Publication: Survival: Global Politics and Strategy October–November 2016
12 September 2016
The oil-price collapse that started in June 2014 was not just a correction typical of commodity markets. It will be seen retrospectively as the inauguration of a new era.
The oil industry has gone through a constant process of change since the oil-price shocks of the 1970s, but one key, structural feature has endured. The sovereign owners of the cheapest resources on earth – notably Saudi Arabia and other Gulf producers – have exploited them much less intensively than would have been the case under a competitive market structure. Because of the relative unresponsiveness of both supply and demand for oil to changes in price, the Saudi-led oil cartel of low-cost Gulf producers has been able to withhold cheap oil from the market, shifting marginal supply to more expensive oil fields.
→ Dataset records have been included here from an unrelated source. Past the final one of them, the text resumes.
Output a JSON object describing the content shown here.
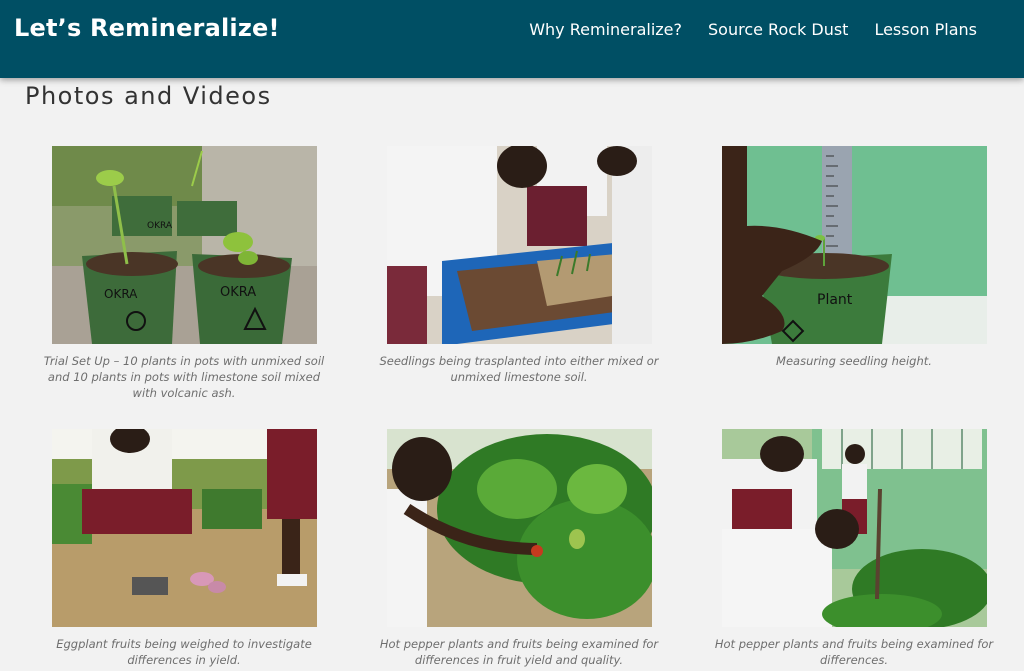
{
  "site": {
    "title": "Let’s Remineralize!"
  },
  "nav": [
    {
      "label": "Why Remineralize?"
    },
    {
      "label": "Source Rock Dust"
    },
    {
      "label": "Lesson Plans"
    }
  ],
  "page": {
    "title": "Photos and Videos"
  },
  "gallery": [
    {
      "caption": "Trial Set Up – 10 plants in pots with unmixed soil and 10 plants in pots with limestone soil mixed with volcanic ash.",
      "labels": [
        "OKRA",
        "OKRA",
        "OKRA"
      ]
    },
    {
      "caption": "Seedlings being trasplanted into either mixed or unmixed limestone soil."
    },
    {
      "caption": "Measuring seedling height.",
      "labels": [
        "Plant"
      ]
    },
    {
      "caption": "Eggplant fruits being weighed to investigate differences in yield."
    },
    {
      "caption": "Hot pepper plants and fruits being examined for differences in fruit yield and quality."
    },
    {
      "caption": "Hot pepper plants and fruits being examined for differences."
    }
  ]
}
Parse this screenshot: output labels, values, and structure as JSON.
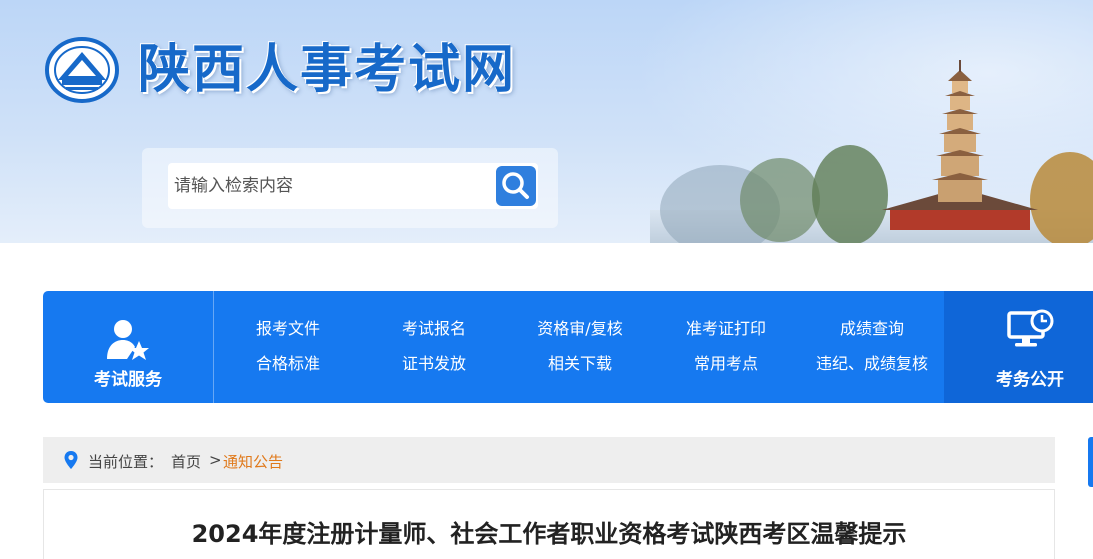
{
  "site": {
    "title": "陕西人事考试网"
  },
  "search": {
    "placeholder": "请输入检索内容"
  },
  "nav": {
    "left_label": "考试服务",
    "links": [
      [
        "报考文件",
        "考试报名",
        "资格审/复核",
        "准考证打印",
        "成绩查询"
      ],
      [
        "合格标准",
        "证书发放",
        "相关下载",
        "常用考点",
        "违纪、成绩复核"
      ]
    ],
    "right_label": "考务公开"
  },
  "breadcrumb": {
    "prefix": "当前位置：",
    "home": "首页",
    "separator": ">",
    "current": "通知公告"
  },
  "article": {
    "title": "2024年度注册计量师、社会工作者职业资格考试陕西考区温馨提示"
  },
  "colors": {
    "brand_blue": "#1679f0",
    "dark_blue": "#0f66d8",
    "title_blue": "#1769c9",
    "accent_orange": "#e07a1c"
  }
}
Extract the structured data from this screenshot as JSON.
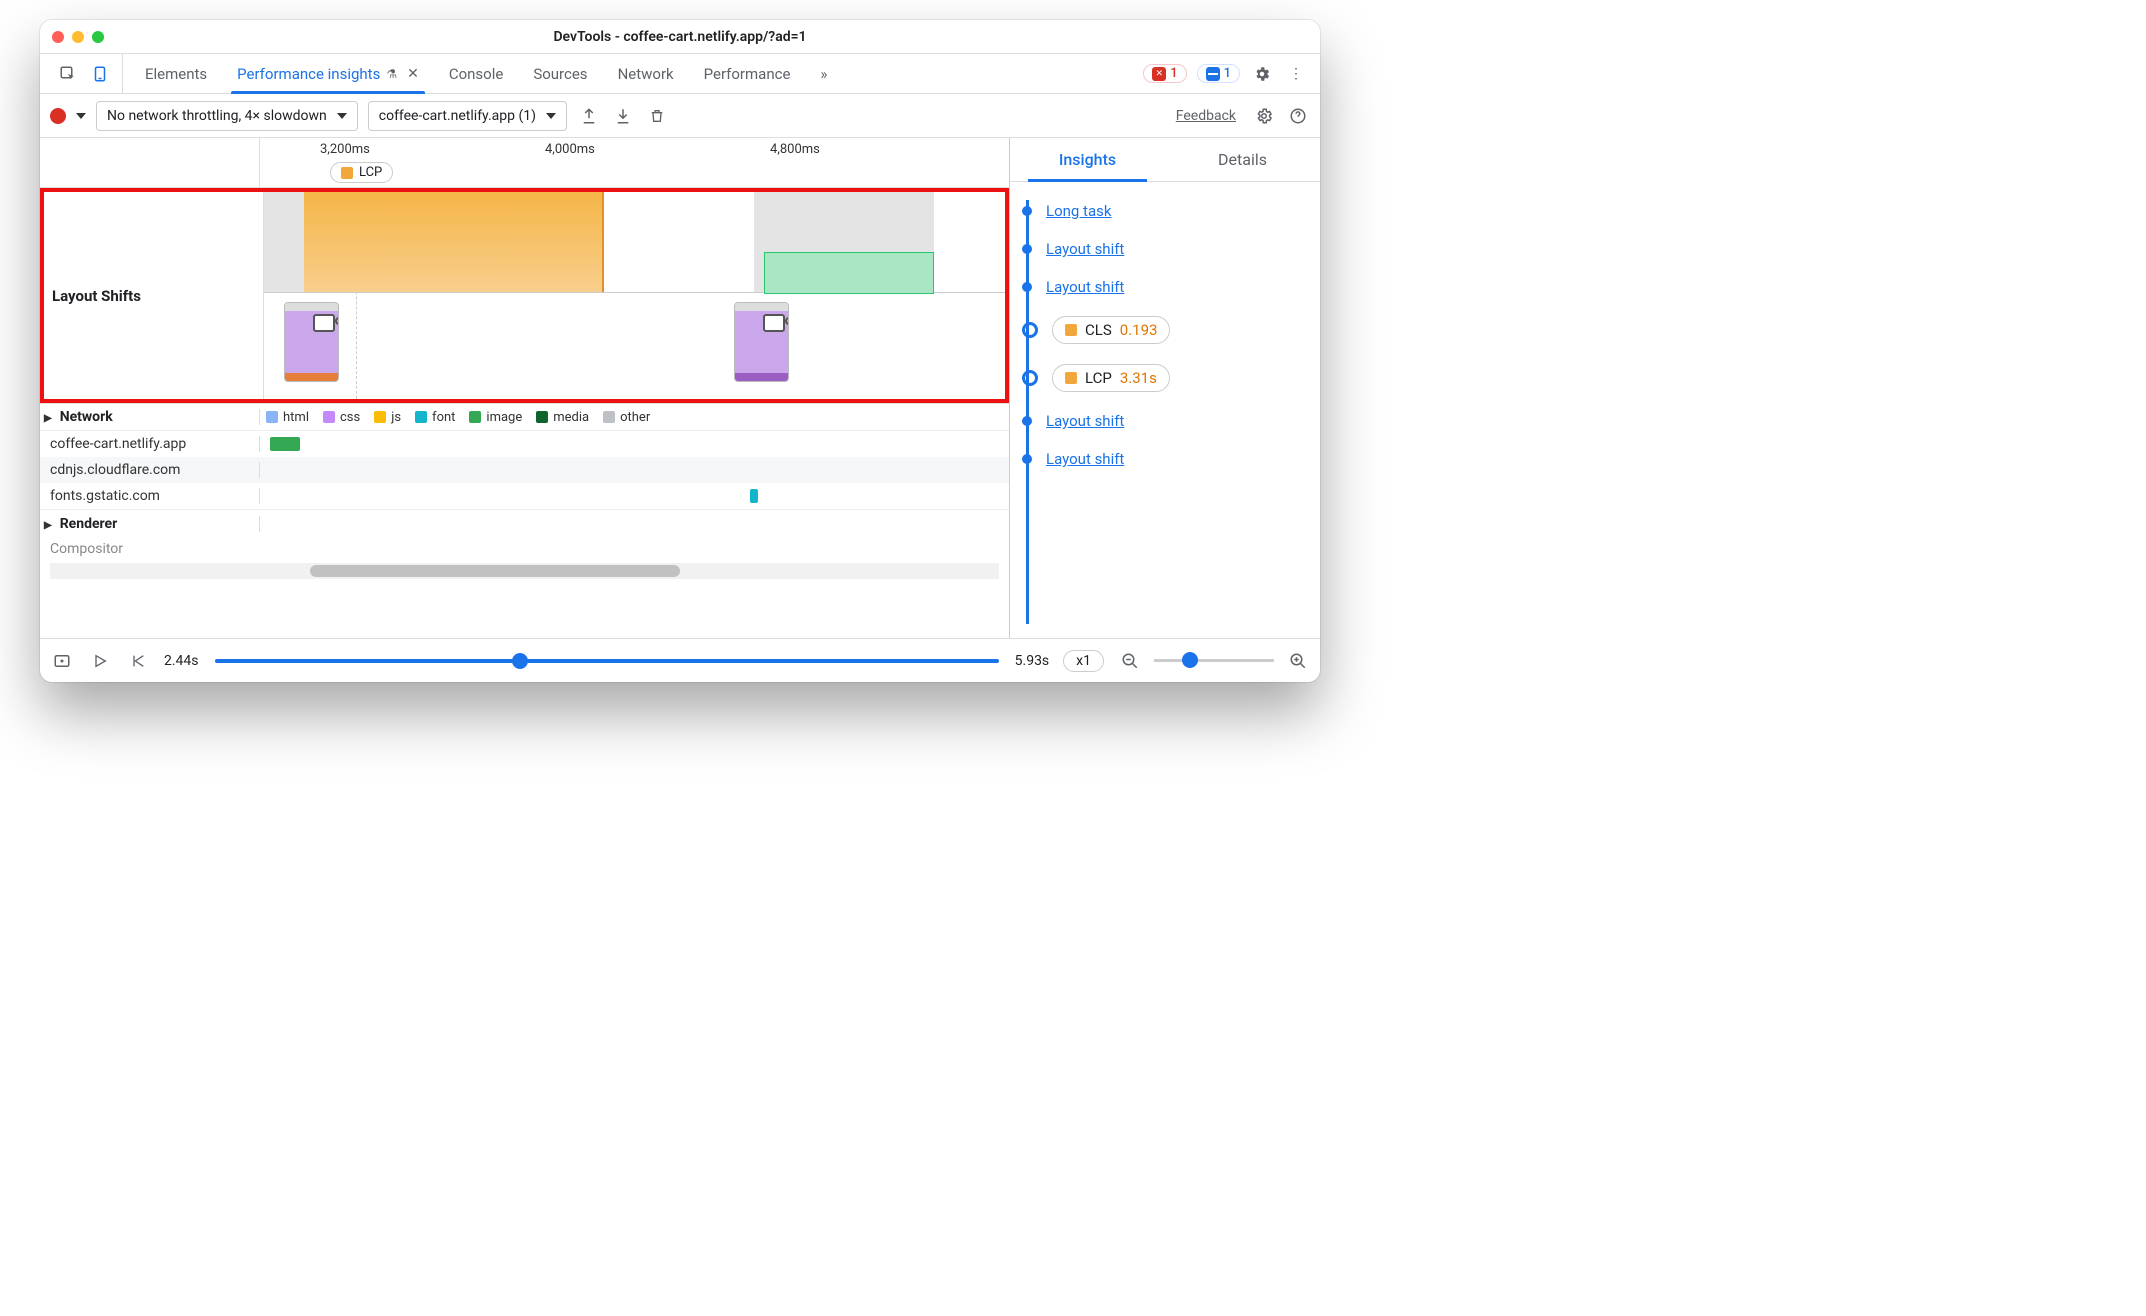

Hence, for decades, oil has been sold for more than it would have cost in a competitive industry. This strategy has generated huge economic rents for the industry’s key players, including Gulf sovereigns and publicly traded oil companies. Today, however, this structure is being eroded, and may even be collapsing before our eyes.
The emergence of the North American shale-oil industry as a large and price-responsive source of supply is a key component of this change. However, it is the strategic response of Saudi Arabia, and by extension other low-cost resource owners, to the shale-oil revolution that has triggered the emergence of a new regime. Countries such as Saudi Arabia and the United Arab Emirates (UAE) are investing to produce more oil in an attempt to displace higher-cost sources of supply – including US shale. This strategy is supported by growing fears among Gulf producers that long-term demand – and therefore the value of their reserves – may be under threat from environmental regulations and technological advances.